Жену схоронил шесть лет как. С ней ещё разговаривалось — она за двоих говорила, а он кивал, и им хватало. А как остался один, так и язык будто заржавел. По неделе рта не раскроет — разве с почтальоншей про погоду да с продавщицей про цену на крупу.
Сын был один. Владимир. Сорок пять лет, жил в городе, за полтораста вёрст. Виделись редко. Раза три-четыре в год сын приезжал — больше по делу: дров привезти, крышу глянуть, картошку забрать. Сделает что надо, посидят за столом, помолчат — и обратно. Говорить им было не о чем. Вернее, было о чём, да оба не умели.
Сын вырос человеком хватким, основательным. Всё мог — и машину перебрать, и сруб поставить, и плитку положить так, что комар носа не подточит. Заказы не переводились, в городе его уважали. Только был какой-то застёгнутый на все пуговицы. Жёсткий. Лишнего не скажет, не приласкает, не пошутит. Сноха, Ирина, как-то обронила свёкру вполголоса: «Володя у меня хороший, надёжный, а только холодный. Будто внутри что заколочено». Савелий тогда смолчал, а про себя горько подумал: знаю, откуда заколочено. Сам и заколотил.
Потому что был у Савелия перед сыном долг. Старый. И лежал он на сердце глухо, как лежит на дне колодца утопленное ведро — не видать, а тянет.
***
А дело было так.
Лет тридцать назад, когда Володьке стукнуло пятнадцать, потянуло парня к музыке. Откуда что взялось — Бог весть. В роду отродясь никто не пел и не играл, мужики все были при топоре да при гайке. А этого как подменили. Нашёл он на чердаке старую отцовскую семиструнку — та с дедовых ещё времён там пылилась, — почистил, наладил кое-как и давай по вечерам перебирать. Сядет на крыльце, голову склонит и тренькает на слух песни, какие по радио слышал. И ведь получалось — соседи останавливались послушать, бабка с того краю говорила: «У Володьки твоего к этому рука, Савелий.
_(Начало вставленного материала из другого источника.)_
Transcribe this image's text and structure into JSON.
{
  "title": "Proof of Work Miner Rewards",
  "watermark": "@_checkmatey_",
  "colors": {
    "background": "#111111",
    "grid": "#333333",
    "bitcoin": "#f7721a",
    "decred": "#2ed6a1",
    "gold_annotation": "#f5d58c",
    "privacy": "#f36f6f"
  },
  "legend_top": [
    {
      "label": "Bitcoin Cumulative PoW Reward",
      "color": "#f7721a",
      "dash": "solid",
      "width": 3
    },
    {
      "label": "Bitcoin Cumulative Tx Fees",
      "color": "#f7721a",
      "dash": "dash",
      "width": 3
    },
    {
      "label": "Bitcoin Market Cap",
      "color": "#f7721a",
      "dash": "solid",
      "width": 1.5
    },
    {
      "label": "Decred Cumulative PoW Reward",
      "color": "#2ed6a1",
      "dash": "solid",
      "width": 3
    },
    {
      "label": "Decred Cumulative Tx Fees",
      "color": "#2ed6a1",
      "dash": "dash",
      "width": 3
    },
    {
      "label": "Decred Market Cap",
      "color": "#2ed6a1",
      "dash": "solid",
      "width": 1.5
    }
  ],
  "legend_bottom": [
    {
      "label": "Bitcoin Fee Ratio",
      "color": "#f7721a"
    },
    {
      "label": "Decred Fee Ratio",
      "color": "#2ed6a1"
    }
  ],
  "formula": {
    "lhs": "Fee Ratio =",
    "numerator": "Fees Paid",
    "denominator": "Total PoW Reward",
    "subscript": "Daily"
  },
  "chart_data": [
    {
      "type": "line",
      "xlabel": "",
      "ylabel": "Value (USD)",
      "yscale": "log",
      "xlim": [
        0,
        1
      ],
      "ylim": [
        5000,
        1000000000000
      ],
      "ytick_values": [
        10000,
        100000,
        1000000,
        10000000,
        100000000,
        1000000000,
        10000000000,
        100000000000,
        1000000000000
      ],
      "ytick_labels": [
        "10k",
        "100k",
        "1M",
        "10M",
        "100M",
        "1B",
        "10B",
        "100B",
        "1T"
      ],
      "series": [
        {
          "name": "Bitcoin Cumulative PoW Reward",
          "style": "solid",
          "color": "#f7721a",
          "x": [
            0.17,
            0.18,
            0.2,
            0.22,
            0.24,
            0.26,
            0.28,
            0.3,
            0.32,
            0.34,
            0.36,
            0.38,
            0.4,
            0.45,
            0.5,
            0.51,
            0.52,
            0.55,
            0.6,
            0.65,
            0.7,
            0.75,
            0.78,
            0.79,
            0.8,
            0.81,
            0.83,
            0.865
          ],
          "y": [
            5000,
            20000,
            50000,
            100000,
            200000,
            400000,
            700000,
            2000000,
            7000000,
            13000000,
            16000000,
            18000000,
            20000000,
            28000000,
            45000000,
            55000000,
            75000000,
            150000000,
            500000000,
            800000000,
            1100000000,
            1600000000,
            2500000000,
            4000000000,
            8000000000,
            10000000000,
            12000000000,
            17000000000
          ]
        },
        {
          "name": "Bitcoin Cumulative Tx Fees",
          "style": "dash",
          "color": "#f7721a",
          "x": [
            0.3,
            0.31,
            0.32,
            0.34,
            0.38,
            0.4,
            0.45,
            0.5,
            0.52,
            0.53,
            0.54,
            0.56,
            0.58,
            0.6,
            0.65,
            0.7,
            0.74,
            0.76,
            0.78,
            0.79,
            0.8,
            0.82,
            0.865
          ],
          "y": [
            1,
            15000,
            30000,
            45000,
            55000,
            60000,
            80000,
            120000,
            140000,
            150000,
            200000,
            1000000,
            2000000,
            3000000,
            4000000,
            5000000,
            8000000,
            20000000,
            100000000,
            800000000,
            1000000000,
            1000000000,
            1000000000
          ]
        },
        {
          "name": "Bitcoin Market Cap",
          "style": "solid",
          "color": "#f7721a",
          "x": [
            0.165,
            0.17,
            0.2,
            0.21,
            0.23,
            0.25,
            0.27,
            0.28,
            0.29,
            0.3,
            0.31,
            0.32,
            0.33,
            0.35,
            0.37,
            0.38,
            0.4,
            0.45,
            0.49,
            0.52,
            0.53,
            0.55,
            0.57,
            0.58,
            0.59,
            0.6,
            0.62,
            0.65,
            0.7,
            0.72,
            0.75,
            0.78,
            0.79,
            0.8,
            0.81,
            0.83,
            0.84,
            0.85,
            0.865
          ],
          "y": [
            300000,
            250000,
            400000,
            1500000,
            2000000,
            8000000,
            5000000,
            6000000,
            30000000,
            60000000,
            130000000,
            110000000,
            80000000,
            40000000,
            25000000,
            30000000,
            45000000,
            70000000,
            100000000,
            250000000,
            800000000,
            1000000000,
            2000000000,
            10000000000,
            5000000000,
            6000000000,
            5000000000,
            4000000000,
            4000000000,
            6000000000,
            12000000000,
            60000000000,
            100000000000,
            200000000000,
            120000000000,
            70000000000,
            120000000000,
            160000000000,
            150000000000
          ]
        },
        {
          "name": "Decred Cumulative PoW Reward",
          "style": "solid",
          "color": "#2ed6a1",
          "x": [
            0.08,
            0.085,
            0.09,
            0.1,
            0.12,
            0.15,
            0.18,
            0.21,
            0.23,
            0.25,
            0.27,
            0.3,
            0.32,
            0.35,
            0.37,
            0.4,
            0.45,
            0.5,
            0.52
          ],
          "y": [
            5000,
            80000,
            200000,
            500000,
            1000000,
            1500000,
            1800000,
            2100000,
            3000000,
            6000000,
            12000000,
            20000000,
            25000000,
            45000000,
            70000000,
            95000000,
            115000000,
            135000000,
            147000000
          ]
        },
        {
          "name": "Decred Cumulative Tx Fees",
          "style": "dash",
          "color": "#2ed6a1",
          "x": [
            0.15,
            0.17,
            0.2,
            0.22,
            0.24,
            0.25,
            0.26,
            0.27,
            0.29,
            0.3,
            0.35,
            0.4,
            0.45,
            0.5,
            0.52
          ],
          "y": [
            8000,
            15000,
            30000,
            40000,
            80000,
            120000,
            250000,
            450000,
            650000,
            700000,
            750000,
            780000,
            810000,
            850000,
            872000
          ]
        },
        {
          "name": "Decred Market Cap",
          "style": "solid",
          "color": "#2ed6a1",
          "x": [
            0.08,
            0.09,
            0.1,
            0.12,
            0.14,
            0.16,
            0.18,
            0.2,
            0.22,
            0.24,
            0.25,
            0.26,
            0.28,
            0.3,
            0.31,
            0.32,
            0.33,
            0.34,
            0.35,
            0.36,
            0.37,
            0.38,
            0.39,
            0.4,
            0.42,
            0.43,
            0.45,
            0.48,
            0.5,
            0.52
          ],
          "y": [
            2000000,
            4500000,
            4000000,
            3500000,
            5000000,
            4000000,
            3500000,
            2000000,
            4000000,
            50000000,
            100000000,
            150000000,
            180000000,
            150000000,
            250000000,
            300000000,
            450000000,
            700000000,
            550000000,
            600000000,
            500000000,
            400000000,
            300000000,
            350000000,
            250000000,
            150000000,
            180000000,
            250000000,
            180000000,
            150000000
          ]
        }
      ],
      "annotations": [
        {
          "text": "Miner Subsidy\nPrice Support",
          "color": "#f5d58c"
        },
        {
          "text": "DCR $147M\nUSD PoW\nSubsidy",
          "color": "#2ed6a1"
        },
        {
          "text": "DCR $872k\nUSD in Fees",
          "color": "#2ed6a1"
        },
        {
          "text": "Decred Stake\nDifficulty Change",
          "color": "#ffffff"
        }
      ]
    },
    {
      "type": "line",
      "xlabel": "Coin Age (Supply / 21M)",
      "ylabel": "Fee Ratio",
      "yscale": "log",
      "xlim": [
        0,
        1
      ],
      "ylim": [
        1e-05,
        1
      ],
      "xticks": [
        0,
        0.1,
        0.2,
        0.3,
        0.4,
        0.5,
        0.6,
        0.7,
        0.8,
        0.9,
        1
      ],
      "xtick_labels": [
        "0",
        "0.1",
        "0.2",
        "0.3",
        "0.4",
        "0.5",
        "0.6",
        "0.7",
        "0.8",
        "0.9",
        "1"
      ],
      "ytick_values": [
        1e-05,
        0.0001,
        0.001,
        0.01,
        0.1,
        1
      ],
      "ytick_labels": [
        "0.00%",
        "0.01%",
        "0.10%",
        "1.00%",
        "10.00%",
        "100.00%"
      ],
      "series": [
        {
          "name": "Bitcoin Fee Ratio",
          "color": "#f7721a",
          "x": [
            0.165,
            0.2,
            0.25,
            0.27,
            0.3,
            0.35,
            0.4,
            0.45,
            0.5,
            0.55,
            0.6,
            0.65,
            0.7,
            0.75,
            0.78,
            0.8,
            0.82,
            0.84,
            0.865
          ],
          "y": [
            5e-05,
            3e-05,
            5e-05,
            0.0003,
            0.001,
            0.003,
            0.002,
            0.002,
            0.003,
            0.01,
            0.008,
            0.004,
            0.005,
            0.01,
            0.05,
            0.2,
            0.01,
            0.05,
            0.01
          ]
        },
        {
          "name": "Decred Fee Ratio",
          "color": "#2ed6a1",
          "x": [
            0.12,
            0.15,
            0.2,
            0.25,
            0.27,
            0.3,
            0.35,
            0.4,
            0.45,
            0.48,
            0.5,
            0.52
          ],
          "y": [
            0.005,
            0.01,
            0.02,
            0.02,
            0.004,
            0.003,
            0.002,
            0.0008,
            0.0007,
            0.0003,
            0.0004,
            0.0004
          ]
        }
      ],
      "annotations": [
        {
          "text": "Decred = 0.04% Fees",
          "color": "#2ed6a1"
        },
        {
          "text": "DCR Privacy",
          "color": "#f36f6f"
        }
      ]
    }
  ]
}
Учить бы».
А Савелий тогда света белого не видел за работой. Двое сменщиков заболели, он за троих тянул, приходил вымотанный, злой, как пёс. И каждый вечер — эти переборы, брень да брень. Ему бы порадоваться, что сын при деле, не по подворотням шастает, а он только злился: баловство, мол, парню скоро в армию, потом семью кормить. Раз стерпел, два стерпел. А на третий пришёл — ноги гудят, спина не разгибается, — а тот всё сидит, тренькает.
И сорвался Савелий.
— Хватит! — рявкнул. — Брось ты это бренчанье. Иди делом займись, мужик уже. Этим сыт не будешь.
И отнял гитару. Прямо из рук вынул и унёс. Не разбил — всё ж отцовская, дедова, — а закинул на тот же чердак, с глаз долой, и накрепко сказал: чтоб духу её больше не было.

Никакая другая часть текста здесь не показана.